Chief Superintendent Jamal Hakroush in his Kafr Kana home, on Friday.Credit: Gil Eliahu

The Shin Bet's role in the investigation is exceptional; the police usually deal with such events. They were brought in, however, due to suspicions that the crime was ordered by a criminal organization within the Arab community. According to the source, they are also involved because Hakroush is a senior police official. The Shin Bet refused to comment on the matter.

Hakroush told Haaretz after the shooting, "Nothing will deter me. I’ll continue to provide personal security for every citizen of this country; it’s my calling.”

Public Security Minister Omer Bar-Lev said that the shooting amounts to no less than “a clear declaration of war by crime organizations against Israel’s police, and that is a big mistake on their part.”

Hakroush assumed his post last month. His division was established in order to reduce violent crime in Arab society, from which 80 people have been murdered since the beginning of the year.
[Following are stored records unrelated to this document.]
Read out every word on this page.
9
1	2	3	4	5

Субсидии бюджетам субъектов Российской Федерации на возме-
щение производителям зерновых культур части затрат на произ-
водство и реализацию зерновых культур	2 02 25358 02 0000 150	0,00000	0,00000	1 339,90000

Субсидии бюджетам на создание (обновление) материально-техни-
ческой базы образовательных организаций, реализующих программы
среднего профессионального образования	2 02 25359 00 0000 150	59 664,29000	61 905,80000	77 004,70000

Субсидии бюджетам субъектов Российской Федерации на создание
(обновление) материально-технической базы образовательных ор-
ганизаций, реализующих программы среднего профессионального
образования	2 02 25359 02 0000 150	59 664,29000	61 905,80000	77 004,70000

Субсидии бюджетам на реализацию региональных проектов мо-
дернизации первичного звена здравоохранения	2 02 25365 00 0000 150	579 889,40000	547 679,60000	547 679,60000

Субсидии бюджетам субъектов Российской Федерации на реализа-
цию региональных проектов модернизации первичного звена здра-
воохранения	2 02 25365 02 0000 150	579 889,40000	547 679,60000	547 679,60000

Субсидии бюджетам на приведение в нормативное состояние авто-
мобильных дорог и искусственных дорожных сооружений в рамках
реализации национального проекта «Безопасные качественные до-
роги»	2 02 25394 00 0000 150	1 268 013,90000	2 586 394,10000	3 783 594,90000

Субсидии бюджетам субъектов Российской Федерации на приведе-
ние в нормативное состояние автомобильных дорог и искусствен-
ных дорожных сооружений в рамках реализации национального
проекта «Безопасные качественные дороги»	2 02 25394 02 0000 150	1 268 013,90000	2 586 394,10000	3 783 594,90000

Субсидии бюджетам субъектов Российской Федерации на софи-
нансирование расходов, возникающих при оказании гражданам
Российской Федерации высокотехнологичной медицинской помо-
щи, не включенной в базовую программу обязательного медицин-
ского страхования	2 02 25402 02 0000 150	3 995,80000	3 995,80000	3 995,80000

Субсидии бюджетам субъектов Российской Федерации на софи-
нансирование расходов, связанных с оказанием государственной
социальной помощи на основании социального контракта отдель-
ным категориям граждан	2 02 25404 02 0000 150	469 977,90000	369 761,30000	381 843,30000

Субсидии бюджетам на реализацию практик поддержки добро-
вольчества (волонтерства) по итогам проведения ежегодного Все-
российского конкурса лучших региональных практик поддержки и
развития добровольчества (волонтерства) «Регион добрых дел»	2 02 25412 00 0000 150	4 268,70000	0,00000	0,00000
When asked by Haaretz two weeks ago whether the police had lost control over the Arab street, Hakroush replied: “Definitely not, we haven’t lost our deterrence and we won’t.” However, he admitted, "the outcome is not good."

As reported last month, Prime Minister Naftali Bennett and Bar-Lev supported the involvement of the Shin Bet in criminal investigations involving firearms in the Arab community, whereas Shin Bet chief Nadav Argaman opposed it. When asked about the matter last month, Hakroush said that he did not believe the Shin Bet was the answer.